From comic strip hero to film star

From comic strip hero to film star

How fortunate that the Brussels comic strip heroes are made of paper - they would otherwise be getting big ideas of themselves, now that they've made it into the film world. And Tintin is not the only one.

Tintin is still the number one, as always. It was none other than Steven Spielberg who turned this Brussels comic strip hero into a film star. The legendary American film director discovered Hergé's oeuvre when film reviewers in the early eighties pointed out the similarities between Indiana Jones and Tintin. Spielberg was an instant fan, and also the one selected by Hergé to film Tintin. But he took his time - about thirty years. Tintin's world premiere didn't take place until October 2011 in Brussels. The strips 'The Crab with the Golden Claws', 'The Secret of the Unicorn' and 'Red Rackham's Treasure' were fused into one action-packed adventure film. Advanced technology was employed to bring Tintin and the motley crew of supporting characters to life. The end result is animation, but the basis was laid using real actors. As a tribute, Spielberg gave Hergé a cameo in the first scene of the film. Hergé is the street artist who draws Tintin at the flea market in the Vossenplein. 'The Adventures of Tintin: the secret of the Unicorn' is to have a sequel, directed by another giant of the film world who is also a lover of Tintin: Peter Jackson, director of the Lord Of The Rings trilogy.

2011 was also a great year for the Smurfs. Peyo (pen name of Belgian Pierre Culliford), first drew the famous little blue creatures with white gnome hats and trousers in 1958. The strips were a big success and the animation film, 'The Smurfs and the Magic Flute', followed in 1975. The American break-through came in the eighties, thanks to the hundreds of cartoons produced by Hanna-Barbera for television. In the summer of 2011, Papa Smurf, Grouchy Smurf, Clumsy Smurf and Brainy Smurf conquered the hearts of many children in a Hollywood production. 'The Smurfs' is not a cartoon but live action with three-dimensional, computer-generated smurfs. Pursued by the evil wizard Gargamel and his cat Azrael, the smurfs land in the New York of the present day. 'The Smurfs' was a box-office hit, and 'The Smurfs 2' is currently in the making.

Tintin and the smurfs are not the only comic strip heroes who have made it to film stardom. In 2008 and 2011, two French blockbusters were released based on Largo Winch - a millionaire in jeans with the charm of a playboy and the superhuman powers of the traditional comic book hero. Largo Winch is a creation of the Brussels duo, Jean Van Hamme (screenplay) and Philippe Francq (art work). Together they collaborate on the spare themes of the popular comic strip of the same name.
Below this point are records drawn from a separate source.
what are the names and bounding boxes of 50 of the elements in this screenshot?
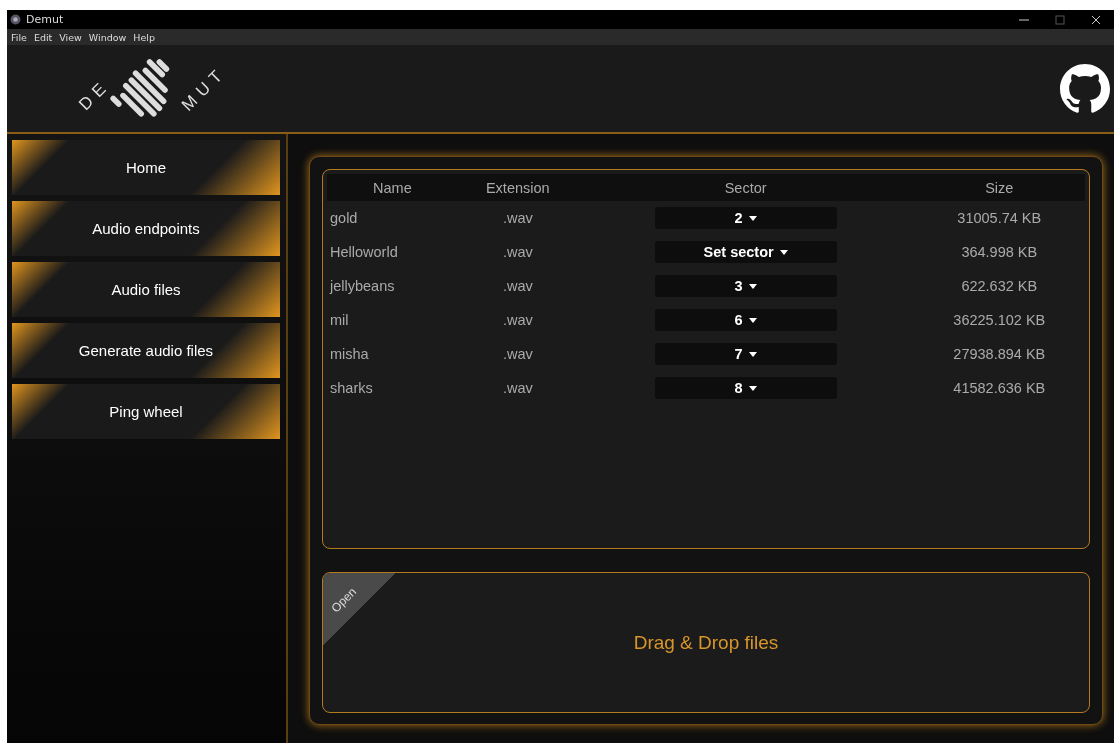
sector-dropdown[interactable]: 6 — [654, 309, 837, 331]
file-name-cell-text: Helloworld — [329, 243, 399, 262]
sector-dropdown[interactable]: 8 — [654, 377, 837, 399]
drop-hint: Drag & Drop files — [633, 631, 779, 654]
file-name-cell-text: sharks — [329, 379, 374, 398]
menu-item[interactable]: View — [59, 31, 82, 43]
close-icon[interactable] — [1091, 14, 1101, 25]
caret-icon — [748, 283, 757, 289]
nav-button[interactable]: Audio endpoints — [12, 201, 280, 256]
logo-text: DE — [75, 75, 115, 115]
size-cell-text: 622.632 KB — [960, 277, 1039, 296]
file-name-cell-text: mil — [329, 311, 350, 330]
column-header: Size — [913, 174, 1085, 201]
caret-icon — [748, 385, 757, 391]
size-cell-text: 41582.636 KB — [952, 379, 1047, 398]
menu-item[interactable]: Window — [88, 31, 127, 43]
extension-cell-text: .wav — [501, 345, 534, 364]
extension-cell-text: .wav — [501, 311, 534, 330]
nav-button[interactable]: Audio files — [12, 262, 280, 317]
sector-dropdown[interactable]: 7 — [654, 343, 837, 365]
size-cell-text: 36225.102 KB — [952, 311, 1047, 330]
sector-dropdown[interactable]: Set sector — [654, 241, 837, 263]
file-name-cell: gold — [327, 201, 458, 235]
caret-icon — [748, 317, 757, 323]
extension-cell-text: .wav — [501, 379, 534, 398]
menu-item[interactable]: File — [11, 31, 27, 43]
app-icon — [10, 14, 21, 25]
nav-button[interactable]: Home — [12, 140, 280, 195]
column-header: Sector — [577, 174, 914, 201]
caret-icon — [748, 351, 757, 357]
nav-button[interactable]: Generate audio files — [12, 323, 280, 378]
size-cell: 31005.74 KB — [913, 201, 1085, 235]
file-name-cell-text: misha — [329, 345, 370, 364]
nav-button[interactable]: Ping wheel — [12, 384, 280, 439]
window-title: Demut — [26, 13, 65, 26]
extension-cell: .wav — [457, 201, 578, 235]
cat-logo-icon[interactable] — [1060, 63, 1110, 114]
menu-item[interactable]: Help — [133, 31, 155, 43]
column-header: Name — [327, 174, 458, 201]
column-header: Extension — [457, 174, 578, 201]
caret-icon — [748, 215, 757, 221]
sector-dropdown[interactable]: 2 — [654, 207, 837, 229]
extension-cell-text: .wav — [501, 243, 534, 262]
sector-dropdown[interactable]: 3 — [654, 275, 837, 297]
size-cell-text: 27938.894 KB — [952, 345, 1047, 364]
size-cell-text: 364.998 KB — [960, 243, 1039, 262]
caret-icon — [779, 249, 788, 255]
extension-cell-text: .wav — [501, 277, 534, 296]
menu-item[interactable]: Edit — [33, 31, 53, 43]
file-name-cell-text: jellybeans — [328, 277, 396, 296]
Spring of 2012 at last saw the release of 'On the Trail of Marsupilami' by Alain Chabat, the French director who previously had a hit with 'Asterix and Obelix Meet Cleopatra'. Marsupilami, a mysterious creature from the Palombian forest that can do the craziest things with its tail, was created by Franquin, the grand master of the Belgian comic strip who also gave us Gaston Lagaffe, among others.

It is very likely that even more comic strip heroes will take the step on to the screen. For example, one project is adapting 'The Yellow M'- 'By Jove!', one of the most popular adventures of the now classic Blake and Mortimer series by Edgar P. Jacobs.